Malgré des différences notables entre les menaces pandémique et climatique, des points communs remarquables existent. Les deux reflètent un rapport irresponsable au monde vivant et exigent une réponse à la fois globale et urgente. Pourtant, dans les pays occidentaux, nous les traitons comme des fatalités, et nous avançons en ordre dispersé et dans la tergiversation. La Chine, engagée dans une dérive autoritaire effrayante qu’illustrent l’emprise croissante de Xi Jinping et la mise au pas brutale de Hong Kong, a mis tous ses rouages au service de campagnes massives et implacables de traçage et d’isolation, d’une répression féroce de toutes opinions divergentes et d’une production de vaccins à marches forcées. Avec un succès indiscutable.
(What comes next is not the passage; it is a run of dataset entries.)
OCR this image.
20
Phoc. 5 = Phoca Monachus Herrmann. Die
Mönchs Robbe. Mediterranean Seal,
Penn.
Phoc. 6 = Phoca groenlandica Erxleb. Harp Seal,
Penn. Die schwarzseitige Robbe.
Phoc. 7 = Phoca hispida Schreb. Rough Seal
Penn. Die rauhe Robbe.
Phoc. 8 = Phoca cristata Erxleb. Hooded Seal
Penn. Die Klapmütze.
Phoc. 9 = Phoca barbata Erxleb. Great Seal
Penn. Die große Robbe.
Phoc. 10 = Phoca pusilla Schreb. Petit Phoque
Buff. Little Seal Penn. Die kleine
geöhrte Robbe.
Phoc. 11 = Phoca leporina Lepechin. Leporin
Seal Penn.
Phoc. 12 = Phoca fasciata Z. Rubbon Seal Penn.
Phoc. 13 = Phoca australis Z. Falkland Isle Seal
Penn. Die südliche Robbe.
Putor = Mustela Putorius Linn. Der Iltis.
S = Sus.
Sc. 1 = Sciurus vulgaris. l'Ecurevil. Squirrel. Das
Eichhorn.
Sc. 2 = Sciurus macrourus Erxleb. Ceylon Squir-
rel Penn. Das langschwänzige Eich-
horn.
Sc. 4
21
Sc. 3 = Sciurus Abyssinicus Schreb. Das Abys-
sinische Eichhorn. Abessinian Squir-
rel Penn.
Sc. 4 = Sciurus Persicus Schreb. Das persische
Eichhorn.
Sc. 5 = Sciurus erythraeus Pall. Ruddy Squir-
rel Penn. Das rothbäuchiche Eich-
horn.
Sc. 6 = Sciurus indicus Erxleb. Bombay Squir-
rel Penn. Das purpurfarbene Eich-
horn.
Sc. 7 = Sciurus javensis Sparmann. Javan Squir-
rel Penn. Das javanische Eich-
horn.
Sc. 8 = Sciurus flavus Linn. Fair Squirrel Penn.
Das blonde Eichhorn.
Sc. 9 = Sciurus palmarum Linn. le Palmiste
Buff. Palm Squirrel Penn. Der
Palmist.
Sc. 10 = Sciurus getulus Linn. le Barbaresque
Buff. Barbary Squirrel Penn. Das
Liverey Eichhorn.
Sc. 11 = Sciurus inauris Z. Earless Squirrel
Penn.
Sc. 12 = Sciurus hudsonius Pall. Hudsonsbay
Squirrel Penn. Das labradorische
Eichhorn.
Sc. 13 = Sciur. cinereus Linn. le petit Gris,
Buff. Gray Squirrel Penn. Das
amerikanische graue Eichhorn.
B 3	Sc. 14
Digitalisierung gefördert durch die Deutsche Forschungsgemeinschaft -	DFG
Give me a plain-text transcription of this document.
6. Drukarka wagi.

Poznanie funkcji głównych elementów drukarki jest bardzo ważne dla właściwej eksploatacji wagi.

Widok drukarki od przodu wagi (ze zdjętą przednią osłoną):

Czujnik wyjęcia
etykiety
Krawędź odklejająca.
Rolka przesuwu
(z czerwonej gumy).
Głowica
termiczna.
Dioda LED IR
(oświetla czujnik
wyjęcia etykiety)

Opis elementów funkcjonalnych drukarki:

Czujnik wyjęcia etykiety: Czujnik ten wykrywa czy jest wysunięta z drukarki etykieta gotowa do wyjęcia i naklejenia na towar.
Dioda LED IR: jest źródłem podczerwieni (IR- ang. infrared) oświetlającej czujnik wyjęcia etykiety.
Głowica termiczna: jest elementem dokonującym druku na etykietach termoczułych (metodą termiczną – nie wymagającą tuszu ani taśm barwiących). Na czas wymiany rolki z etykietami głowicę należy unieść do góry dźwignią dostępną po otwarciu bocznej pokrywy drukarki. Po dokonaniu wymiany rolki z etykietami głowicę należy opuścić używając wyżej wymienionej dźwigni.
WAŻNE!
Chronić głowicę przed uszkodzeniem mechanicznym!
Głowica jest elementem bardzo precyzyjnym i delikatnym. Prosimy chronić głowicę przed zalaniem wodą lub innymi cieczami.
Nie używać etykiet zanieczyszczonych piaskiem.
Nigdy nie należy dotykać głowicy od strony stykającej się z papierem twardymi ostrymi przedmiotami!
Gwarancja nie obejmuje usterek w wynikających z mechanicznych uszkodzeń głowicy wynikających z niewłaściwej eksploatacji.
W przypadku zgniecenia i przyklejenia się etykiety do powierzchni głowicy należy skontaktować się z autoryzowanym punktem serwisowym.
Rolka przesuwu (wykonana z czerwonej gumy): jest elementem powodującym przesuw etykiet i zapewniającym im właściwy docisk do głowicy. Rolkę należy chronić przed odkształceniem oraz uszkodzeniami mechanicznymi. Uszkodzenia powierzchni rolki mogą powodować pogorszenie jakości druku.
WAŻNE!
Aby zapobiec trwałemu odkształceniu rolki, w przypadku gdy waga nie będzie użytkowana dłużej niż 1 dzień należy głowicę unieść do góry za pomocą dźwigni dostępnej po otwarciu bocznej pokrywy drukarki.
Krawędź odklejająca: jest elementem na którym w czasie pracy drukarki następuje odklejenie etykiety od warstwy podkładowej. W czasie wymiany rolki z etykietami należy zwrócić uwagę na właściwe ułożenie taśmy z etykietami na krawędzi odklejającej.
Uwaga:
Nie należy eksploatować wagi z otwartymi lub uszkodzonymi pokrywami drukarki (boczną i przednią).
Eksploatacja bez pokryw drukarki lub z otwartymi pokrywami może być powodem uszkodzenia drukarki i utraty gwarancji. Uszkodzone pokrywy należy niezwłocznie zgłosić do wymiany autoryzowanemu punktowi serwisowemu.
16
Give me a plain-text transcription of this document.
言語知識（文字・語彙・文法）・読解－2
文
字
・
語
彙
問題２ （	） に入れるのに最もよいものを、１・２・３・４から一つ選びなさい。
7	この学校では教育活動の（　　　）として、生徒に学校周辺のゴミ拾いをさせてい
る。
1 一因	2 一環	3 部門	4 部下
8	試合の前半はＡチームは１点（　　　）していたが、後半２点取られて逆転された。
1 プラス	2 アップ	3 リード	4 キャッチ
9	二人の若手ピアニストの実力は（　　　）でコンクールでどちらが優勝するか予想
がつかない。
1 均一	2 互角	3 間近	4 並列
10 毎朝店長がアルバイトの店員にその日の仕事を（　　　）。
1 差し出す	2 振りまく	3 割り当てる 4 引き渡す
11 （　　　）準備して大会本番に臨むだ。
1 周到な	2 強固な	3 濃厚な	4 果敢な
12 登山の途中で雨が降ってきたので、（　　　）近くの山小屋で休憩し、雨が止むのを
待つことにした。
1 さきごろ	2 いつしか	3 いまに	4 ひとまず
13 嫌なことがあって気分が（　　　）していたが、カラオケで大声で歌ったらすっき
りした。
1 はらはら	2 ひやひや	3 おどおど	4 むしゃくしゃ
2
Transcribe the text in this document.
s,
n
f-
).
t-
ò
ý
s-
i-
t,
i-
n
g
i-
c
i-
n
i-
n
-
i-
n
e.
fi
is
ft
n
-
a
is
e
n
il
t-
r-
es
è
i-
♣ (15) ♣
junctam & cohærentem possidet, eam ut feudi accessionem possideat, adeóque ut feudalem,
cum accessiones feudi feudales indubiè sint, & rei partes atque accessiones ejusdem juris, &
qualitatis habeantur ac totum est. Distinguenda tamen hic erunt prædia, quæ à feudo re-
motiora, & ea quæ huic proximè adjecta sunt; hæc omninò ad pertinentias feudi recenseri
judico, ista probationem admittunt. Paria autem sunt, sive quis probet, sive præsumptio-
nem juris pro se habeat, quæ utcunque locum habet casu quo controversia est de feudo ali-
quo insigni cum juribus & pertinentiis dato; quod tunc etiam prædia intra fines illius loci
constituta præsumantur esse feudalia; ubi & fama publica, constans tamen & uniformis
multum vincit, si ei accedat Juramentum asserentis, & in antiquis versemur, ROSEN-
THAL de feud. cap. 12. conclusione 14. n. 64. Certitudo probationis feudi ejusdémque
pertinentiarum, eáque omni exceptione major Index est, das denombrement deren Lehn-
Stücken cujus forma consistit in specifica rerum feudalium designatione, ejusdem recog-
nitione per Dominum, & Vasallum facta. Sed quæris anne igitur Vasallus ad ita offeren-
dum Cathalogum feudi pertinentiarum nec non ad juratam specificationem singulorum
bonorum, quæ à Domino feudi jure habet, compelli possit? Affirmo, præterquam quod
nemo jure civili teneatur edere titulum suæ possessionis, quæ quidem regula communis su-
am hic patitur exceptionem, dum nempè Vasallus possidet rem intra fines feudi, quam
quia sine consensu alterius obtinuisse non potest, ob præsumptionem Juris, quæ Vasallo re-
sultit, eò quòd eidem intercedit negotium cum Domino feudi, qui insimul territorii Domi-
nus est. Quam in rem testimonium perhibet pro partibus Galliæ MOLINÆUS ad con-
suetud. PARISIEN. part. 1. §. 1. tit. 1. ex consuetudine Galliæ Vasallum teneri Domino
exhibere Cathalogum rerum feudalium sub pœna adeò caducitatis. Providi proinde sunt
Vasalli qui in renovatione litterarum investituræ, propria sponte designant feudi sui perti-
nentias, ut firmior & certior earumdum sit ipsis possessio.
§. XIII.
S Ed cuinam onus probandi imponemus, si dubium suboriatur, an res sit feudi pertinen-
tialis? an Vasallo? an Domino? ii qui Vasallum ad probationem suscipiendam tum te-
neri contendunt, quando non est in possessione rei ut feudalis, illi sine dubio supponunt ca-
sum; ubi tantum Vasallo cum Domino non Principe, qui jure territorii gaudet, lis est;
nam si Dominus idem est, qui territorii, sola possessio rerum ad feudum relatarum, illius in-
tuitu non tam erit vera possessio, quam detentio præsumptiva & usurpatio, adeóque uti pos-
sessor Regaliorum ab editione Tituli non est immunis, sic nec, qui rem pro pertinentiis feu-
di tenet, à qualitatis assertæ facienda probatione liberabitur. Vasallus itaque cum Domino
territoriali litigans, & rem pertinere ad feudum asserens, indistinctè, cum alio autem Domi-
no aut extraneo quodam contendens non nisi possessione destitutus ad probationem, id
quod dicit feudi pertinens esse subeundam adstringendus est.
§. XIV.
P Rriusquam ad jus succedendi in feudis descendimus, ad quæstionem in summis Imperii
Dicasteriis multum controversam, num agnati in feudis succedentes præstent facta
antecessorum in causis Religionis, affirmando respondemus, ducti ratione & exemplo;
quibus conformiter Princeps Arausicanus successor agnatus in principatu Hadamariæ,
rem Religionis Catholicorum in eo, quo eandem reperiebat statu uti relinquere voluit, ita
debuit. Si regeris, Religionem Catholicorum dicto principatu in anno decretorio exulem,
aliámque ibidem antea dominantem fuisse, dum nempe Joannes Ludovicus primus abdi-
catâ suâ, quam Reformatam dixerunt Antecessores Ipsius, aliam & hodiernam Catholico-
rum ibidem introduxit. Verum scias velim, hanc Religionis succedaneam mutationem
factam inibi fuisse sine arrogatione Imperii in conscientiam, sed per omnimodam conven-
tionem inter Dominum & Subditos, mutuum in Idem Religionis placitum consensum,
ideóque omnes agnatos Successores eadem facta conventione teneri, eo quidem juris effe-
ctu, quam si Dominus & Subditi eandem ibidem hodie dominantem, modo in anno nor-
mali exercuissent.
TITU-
Dans le pays le plus peuplé du monde, les cas quotidiens se comptent en dizaines.
A l’ouest, quand ce ne sont pas des gouvernements rétrogrades, comme au Brésil ou aux États-Unis sous Donald Trump, qui mettent des bâtons dans les roues de politiques sanitaires au demeurant hésitantes, ce sont des complotistes irresponsables qui parviennent à en réduire l’efficacité à coup d’infox et de protestations, minoritaires mais très visibles, contre des mesures contraignantes présentées comme liberticides.
Doit-on en conclure que seule une main de fer sans états d’âme et une mise entre parenthèse des libertés individuelles sont capables de mettre au pas le nouveau coronavirus et d’empêcher l’émergence de ses inquiétants variants ? Ceux que tenterait cette approche simpliste n’ont qu’à examiner la réponse de Pékin au défi climatique pour se convaincre du contraire. Malgré une stratégie industrielle qui mise entre autres sur les énergies renouvelables, le parti communiste chinois continue de mettre en chantier des centrales à charbon et ses émissaires sillonnent toujours l’Afrique et l’Asie au service d’une politique boulimique d’extraction des ressources et de croissance à tout prix.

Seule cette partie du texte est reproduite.